Coping with mental illness: Comedian offers personal perspective
King Solomon in Proverbs 17:22 may have been the first to suggest laughter as the best medicine, in which case he’d be proud of Gab Bonesso.
She travels the country – “I’ve even been to Mexico” – to conduct anti-bullying and mental health advocacy programs for children, with their effectiveness tied to her ability as a professional comedian to interject humor into otherwise weighty matters.
Standup comedian, columnist, actress and children’s performer: They’re all in Gab Bonesso’s résumé.
Bonesso has won the title of “Best Comedian in Pittsburgh” three times, as voted by readers of two city publications. She has opened for headliners such as Richard Lewis, Brain Posehn, Tommy Chong, John Hodgman, Kurt Branholer, Dustin Diamond, Adam Sank and Lizz Winstead, and will precede Jen Kirkland on April 24 at the Rex Theater in the South Side.
In 2011, Bonesso teamed up with Pittsburgh-based musician Josh Verbanets to co-create “The Josh and Gab Show,” an anti-bullying rock ‘n’ roll comedy stage program for children.
She also tours with the Gab Squad, a combination of classroom-style discussion, interactive talk show, pop concert, dance party and standup comedy special. The program explores themes of tolerance, positive expression, bullying awareness, and above all, the use of creativity as an alternative to negative expression.
In 2017, Bonesso was the first comedian signed to Misra Records and released her first album, “Everyone’s Dead.”
For more information, visit gabbonesso.com and gabsquad.com.
“In my standup, I also advocate for mental health, because it’s who I am,” she said, “and standup comedy is a very autobiographical form of art.”
And so members of her audiences hear about what she’s encountered throughout her life and how those experiences have led to continuing battle with conditions that she’s not shy about discussing.

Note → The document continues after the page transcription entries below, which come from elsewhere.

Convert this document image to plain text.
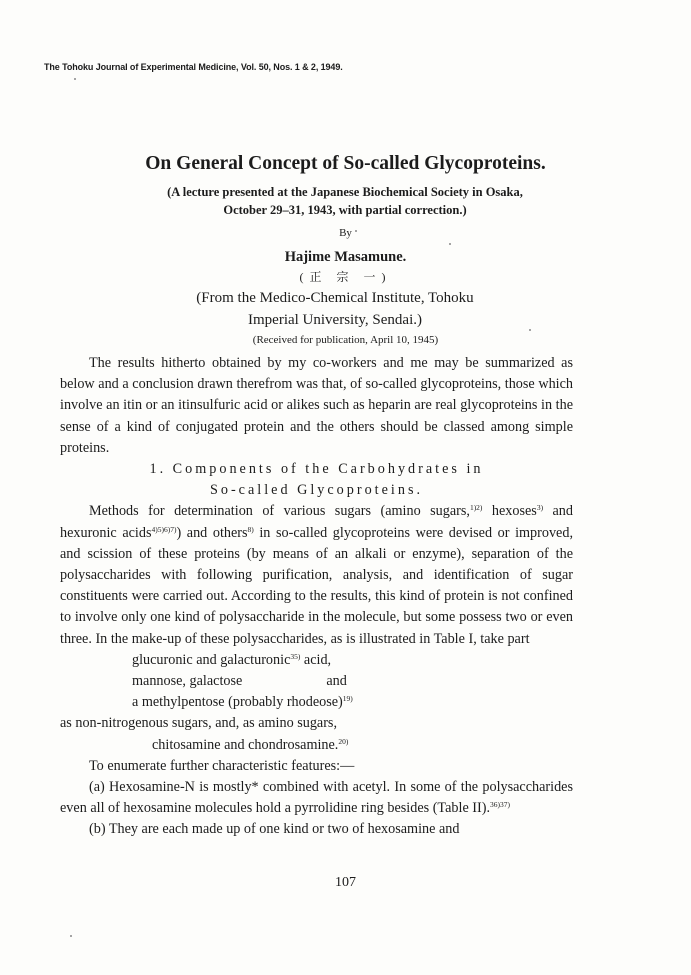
The Tohoku Journal of Experimental Medicine, Vol. 50, Nos. 1 & 2, 1949.
On General Concept of So-called Glycoproteins.
(A lecture presented at the Japanese Biochemical Society in Osaka,
October 29–31, 1943, with partial correction.)
By
Hajime Masamune.
(正 宗 一)
(From the Medico-Chemical Institute, Tohoku
Imperial University, Sendai.)
(Received for publication, April 10, 1945)

The results hitherto obtained by my co-workers and me may be summarized as below and a conclusion drawn therefrom was that, of so-called glycoproteins, those which involve an itin or an itinsulfuric acid or alikes such as heparin are real glycoproteins in the sense of a kind of conjugated protein and the others should be classed among simple proteins.

1. Components of the Carbohydrates in
So-called Glycoproteins.

Methods for determination of various sugars (amino sugars,$^{1)2)}$ hexoses$^{3)}$ and hexuronic acids$^{4)5)6)7)}$) and others$^{8)}$ in so-called glycoproteins were devised or improved, and scission of these proteins (by means of an alkali or enzyme), separation of the polysaccharides with following purification, analysis, and identification of sugar constituents were carried out. According to the results, this kind of protein is not confined to involve only one kind of polysaccharide in the molecule, but some possess two or even three. In the make-up of these polysaccharides, as is illustrated in Table I, take part

glucuronic and galacturonic$^{35)}$ acid,
mannose, galactose	and
a methylpentose (probably rhodeose)$^{19)}$
as non-nitrogenous sugars, and, as amino sugars,
chitosamine and chondrosamine.$^{20)}$

To enumerate further characteristic features:—

(a) Hexosamine-N is mostly* combined with acetyl. In some of the polysaccharides even all of hexosamine molecules hold a pyrrolidine ring besides (Table II).$^{36)37)}$

(b) They are each made up of one kind or two of hexosamine and

107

“If you are someone who has a mental health disorder, I beg you to be honest and open about it,” she advised. “The more we talk about it, the more we get rid of the stigma.”
Bonesso made a departure from her usual club appearances and opening for nationally known comics to serve as keynote speaker during a recent Disability Summit in Scott Township hosted by state Rep. Dan Miller, D-Mt. Lebanon.
She presented plenty of revelations about herself, from suffering trauma and the effects of bullying as a child and teenager to coping while still young with the deaths of both her parents, John and Starla Bonesso.
Gab said that her mother recognized early that her daughter had issues, and although she declined to pursue therapy, Starla encouraged an active lifestyle: “every sport there is – go, go, go – and I would just be out exercising for hours at a time.”
“She also introduced me to art,” Gab recalled. “My mother felt that if I could express myself, maybe the rage would go away. Those were things that really helped, and they are still things I use as therapies to this day.”
Her father died of cancer when she was in college, at which point she started taking medication for depression that “numbed me out, bothered my stomach.”
“I lost 30 pounds. I was a shell of myself,” she said. “I was physically getting sick, and I knew it wasn’t helping me. It was taking the spark that is Gab away.
“At that point, I had to make a decision: Do I get off these meds and try something else, or do I just stay numb the rest of my life? So I decided to go off the medicine.”
She made it clear that the type of decision she made may not be for everyone.
“I’m not saying you don’t need medicine,” she asserted. “But if your stomach can’t handle it, if you’re having really bad side effects, you might need to talk about some other things to help yourself.”
Bonesso works out up to three hours each day. She plays music. She plays video games. She eats properly, avoids alcohol – “It helps for a second and then makes everything a thousand times worse” – and takes deep breaths to help calm her.
“There’s a lot of trial and error, and there’s a lot of putting the effort in,” she admitted. “It’s not easy for me to say. Every day of my life is a challenge, and I don’t think people get that.”
Her friends and her audiences get to see the up side, the fun side, of Gab. As for the down side, she thinks about what her late mother told her.
“Baby, you’re bipolar. You need to ride the wave. Ride the wave. Sometimes the wave is going to crash you, and you’re down. But then there are these moments where you’re on top of the wave, and you feel life like nobody. And it’s going to happen again.”
And, even more importantly, a little confidence.
“I know you don’t have faith in yourself. I know that you don’t see you the way I see you. But I have such faith in you. So when you are without faith, have faith in my faith, and that will keep you going.”
Miller keeps going with his annual Disability Summit, with 2019 marking its sixth year at Beth El Congregation in Scott Township. This year’s three-day event featured workshops, presentations and legislative discussions, plus the region’s most extensive resource fair, with more than 120 exhibiting organizations.
For 2020, he said the location is likely to change to make the event more regionally oriented, and the focus will be on celebrating the 30th anniversary of the federal Americans With Disabilities Act.